Мне хотелось читать о Киеве, найти что-нибудь по истории Украины, но в книжных магазинах Оглоблина и Идзиковского не оказалось интересовавших меня книг. Мама где-то вычитала объявление о продаже библиотеки по истории Украины. Владелец библиотеки привел меня в восторг: он походил на Тараса Бульбу. С волнением я начал перелистывать тома, которые он показывал мне, с изумлением посматривая на мальчугана, столь заинтересованного историей Украины. Но мальчик разочаровал его. Книги мне показались чересчур учеными, и я, преисполненный великого конфуза, сказал маме: «Знаешь, мне кажется, они писаны не для меня!» Когда мы уходили, я уловил насмешливый взгляд щирого украинца.
Вскоре другая эпоха, другая культура, другие герои увлекли меня. Это были Пелеев сын Ахиллес и муж хитроумный Одиссей.
Очарованию Эллады содействовал и гекзаметр, придававший пленительную торжественность эллинской речи. Я погрузился в мифологию еще с большей страстностью, чем в казачество. Мое новое увлечение не питалось никакими национальными чувствами. Величие античного мира имело самодовлеющую привлекательную силу. Я прочел ряд книг по мифологии и в отрывках «Илиаду». «Одиссею» я слушал у Навашиных. Читал и трагиков — Эсхила, Софокла, Еврипида в издании «Дешевой библиотеки» Суворина. Моими любимцами были Орест и отец его Агамемнон, а также Гектор. Я не мог без трепета читать о прощании его с Андромахой. Но чем прельстили меня Орест с Агамемноном? Трагичностью своей судьбы? Я помню, как сжималось мое сердце, когда я читал о возвращении на родину Атрида после десятилетнего отсутствия и о гибели его от коварной и неверной жены. Особенно волновала меня фраза «радостно вождь Агамемнон землю родную объемлет», а потом горькая жалоба его тени: «И убили меня, как быка убивают при яслях». Позднее я полюбил Британика — из-за его гибели от сводного брата Нерона, герцога Кларенса — «вином проклятым смытого с мира» по приказу брата Ричарда и, в особенности, невольного клятвопреступника, последнего саксонского короля Гарольда, погибшего со всеми своими братьями на Гастингском поле. В сущности никто из моих любимцев не отличался какими-либо доблестями. Мои симпатии вызывала трагичность их судьбы, а следовательно, в основе моей симпатии лежала жалость — чувство, сыгравшее большую роль в моей жизни, в моих взглядах и поступках. Но я забежал вперед — 1899—1900 годы стояли у меня под знаком Эллады. Я ознакомился с картой Греции и архипелага, всюду искал изображения богов и героев. Лучезарный мир Эллады ослеплял меня своей красотой, и мне хотелось поклониться его богам наравне с Христом, как Александру Северу.
По вечерам, ложась спасть, я произносил имена героев, и самый звук их доставлял мне неописуемое наслаждение. Летом 1900 года я услышал, как мой сосед по даче учил наизусть по-гречески начало «Одиссеи», и я до сих пор помню эти строки.

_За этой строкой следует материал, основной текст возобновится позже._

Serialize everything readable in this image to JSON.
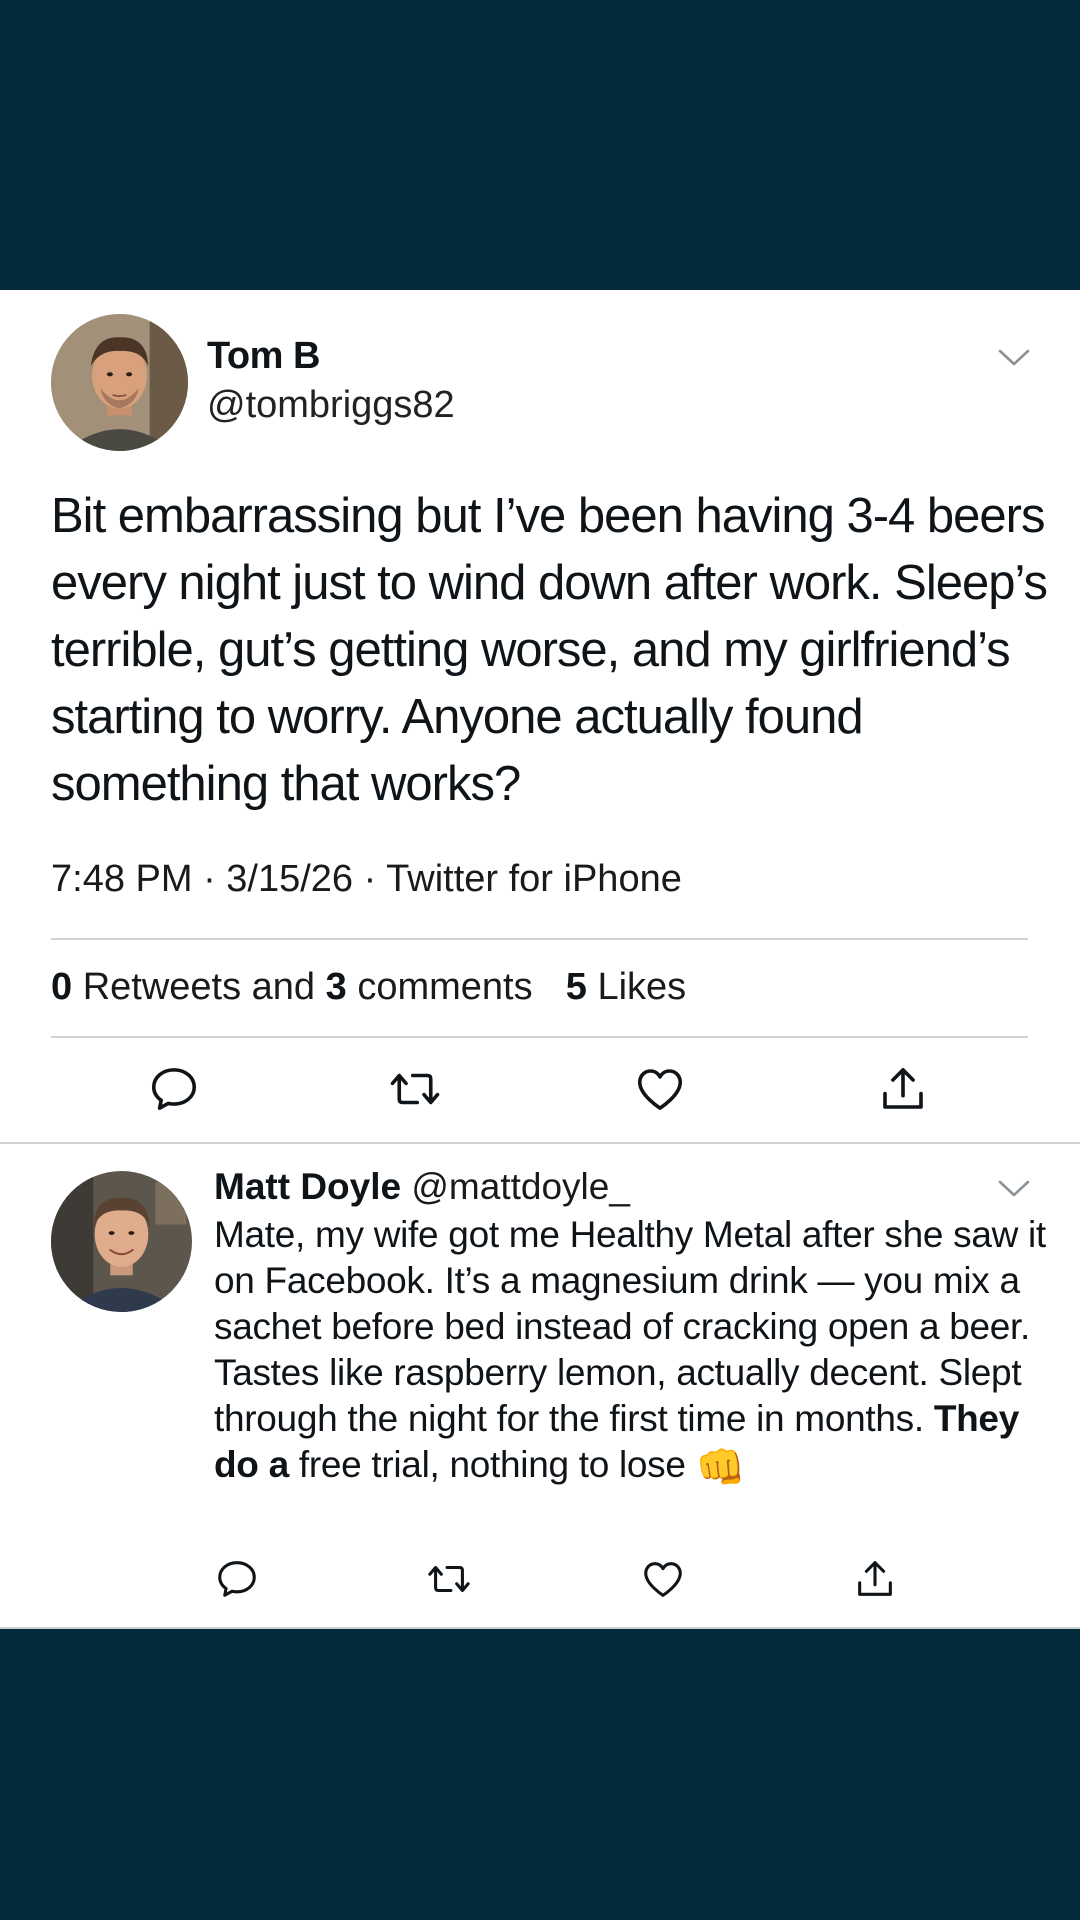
{
  "colors": {
    "page_background": "#032a3b",
    "card_background": "#ffffff",
    "text": "#0f1419",
    "divider": "#cfd3d6"
  },
  "tweet": {
    "avatar_icon": "profile-photo",
    "name": "Tom B",
    "handle": "@tombriggs82",
    "menu_icon": "chevron-down-icon",
    "text": "Bit embarrassing but I’ve been having 3-4 beers every night just to wind down after work. Sleep’s terrible, gut’s getting worse, and my girlfriend’s starting to worry. Anyone actually found something that works?",
    "meta": "7:48 PM · 3/15/26 · Twitter for iPhone",
    "stats": {
      "retweets_count": "0",
      "retweets_label": "Retweets and",
      "comments_count": "3",
      "comments_label": "comments",
      "likes_count": "5",
      "likes_label": "Likes"
    },
    "actions": [
      "reply-icon",
      "retweet-icon",
      "like-icon",
      "share-icon"
    ]
  },
  "reply": {
    "avatar_icon": "profile-photo",
    "name": "Matt Doyle",
    "handle": "@mattdoyle_",
    "menu_icon": "chevron-down-icon",
    "text_part1": "Mate, my wife got me Healthy Metal after she saw it on Facebook. It’s a magnesium drink — you mix a sachet before bed instead of cracking open a beer. Tastes like raspberry lemon, actually decent. Slept through the night for the first time in months. ",
    "text_bold": "They do a",
    "text_part2": " free trial, nothing to lose ",
    "emoji": "👊",
    "actions": [
      "reply-icon",
      "retweet-icon",
      "like-icon",
      "share-icon"
    ]
  }
}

Теперь я думаю: мир Эллады оттого увлек меня, что он переносил меня на южный берег Крыма, в родные места, туда, где Орест и Пилад были спасены Ифигенией. И не случайно моей любимой богиней была Артемида, храм которой был где-то недалеко от Гурзуфа (Партенит).
Ни Фортунатовы, ни Навашины не разделяли страсти моего увлечения, хотя также читали Гомера и трагиков. Любимцем своим Костя Фортунатов объявил Нестора, а Гриня — Одиссея. Я в этом видел подтрунивание над собой. Болтливый старец — и вдруг лучший из героев. Да разве он герой? (Пенелопа — это другое дело.) А Федя посмеивался и над Гриней: «Улис, у кого ты учился хитрости?» — «У лис».